Elizabeth Banks incarne Melinda Ledbetter.

Elizabeth Banks incarne Melinda Ledbetter.

Love & Mercy (l’un des titres fameux du groupe) permet de retrouver des chansons des Beach Boys, band triomphante des années soixante et seuls Américains capables de rivaliser avec les stars britanniques de l’époque qu’étaient les Beatles, les Stones ou Pink Floyd. On entend ainsi Surfin’ USA, God Only Knows, Good Vibrations mais le film est avant tout un intéressant portrait intime de Brian Wilson. Interprète de plus de 70 films, notamment devant la caméra de Woody Allen, Clint Eastwood, Stephen Frears, Lee Daniels ou David Cronenberg, John Cusack est souvent un peu cabot.
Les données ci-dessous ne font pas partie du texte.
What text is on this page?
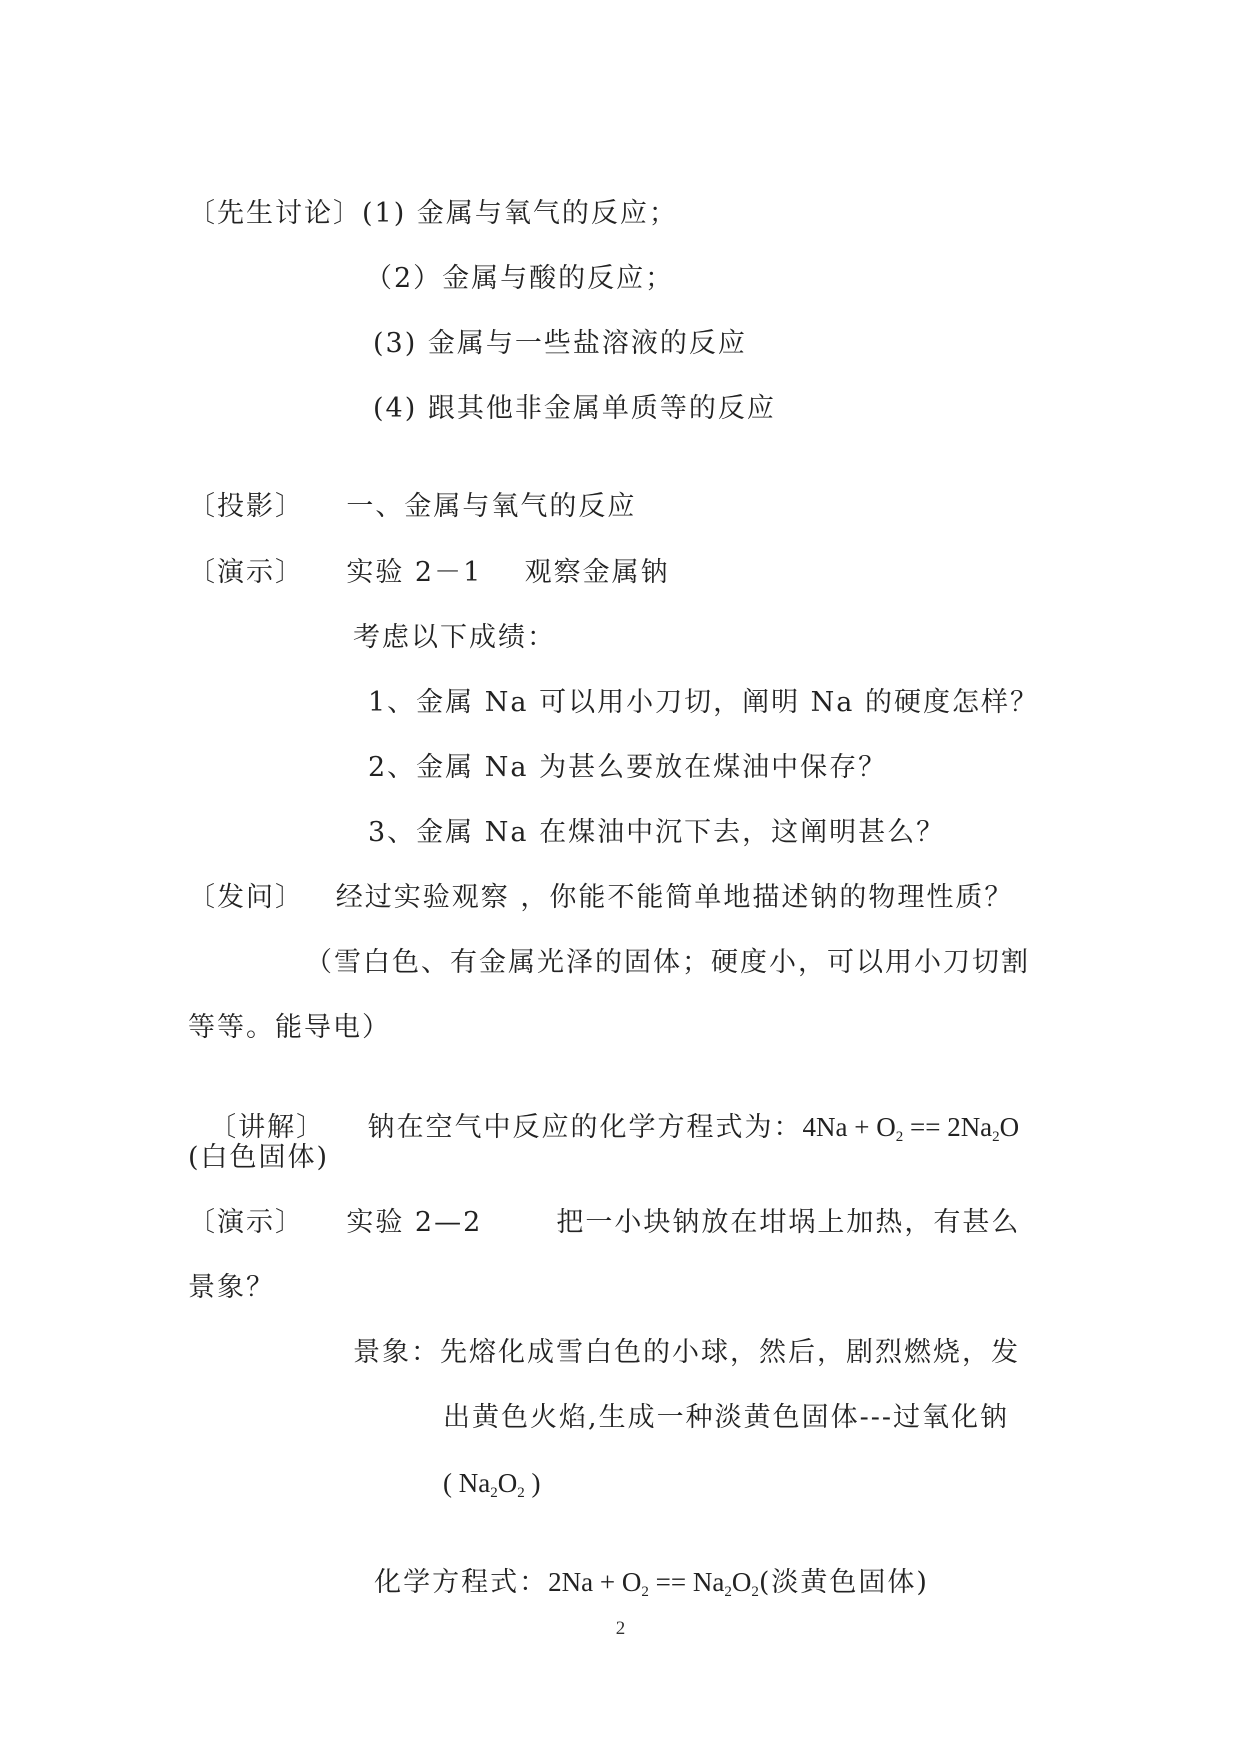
〔先生讨论〕(1) 金属与氧气的反应；
（2）金属与酸的反应；
(3) 金属与一些盐溶液的反应
(4) 跟其他非金属单质等的反应
〔投影〕    一、金属与氧气的反应
〔演示〕    实验 2－1    观察金属钠
考虑以下成绩：
1、金属 Na 可以用小刀切，阐明 Na 的硬度怎样？
2、金属 Na 为甚么要放在煤油中保存？
3、金属 Na 在煤油中沉下去，这阐明甚么？
〔发问〕   经过实验观察 ，你能不能简单地描述钠的物理性质？
（雪白色、有金属光泽的固体；硬度小，可以用小刀切割
等等。能导电）

〔讲解〕    钠在空气中反应的化学方程式为：$4Na + O_2 == 2Na_2O$

(白色固体)
〔演示〕    实验 2—2       把一小块钠放在坩埚上加热，有甚么
景象？
景象：先熔化成雪白色的小球，然后，剧烈燃烧，发
出黄色火焰,生成一种淡黄色固体---过氧化钠
( $Na_2O_2$ )

化学方程式：$2Na + O_2 == Na_2O_2$(淡黄色固体)

2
Mais, ici, il est excellent en artiste halluciné rattrapé par ses démons et tentant de leur échapper grâce à Melinda.

Aujourd’hui, comme le montre des images au générique de fin, Brian Wilson va plutôt bien et il chante toujours…

 

LOVE & MERCY, LA VERITABLE HISTOIRE DE BRIAN WILSON DES BEACH BOYS Comédie dramatique (USA – 2h02) de Bill Pohlad avec Paul Dano, John Cusack, Elisabeth Banks, Paul Giamatti, Jake Abel, Graham Rogers, Brett Davern, Dee Wallace. Dans les salles le 1er juillet.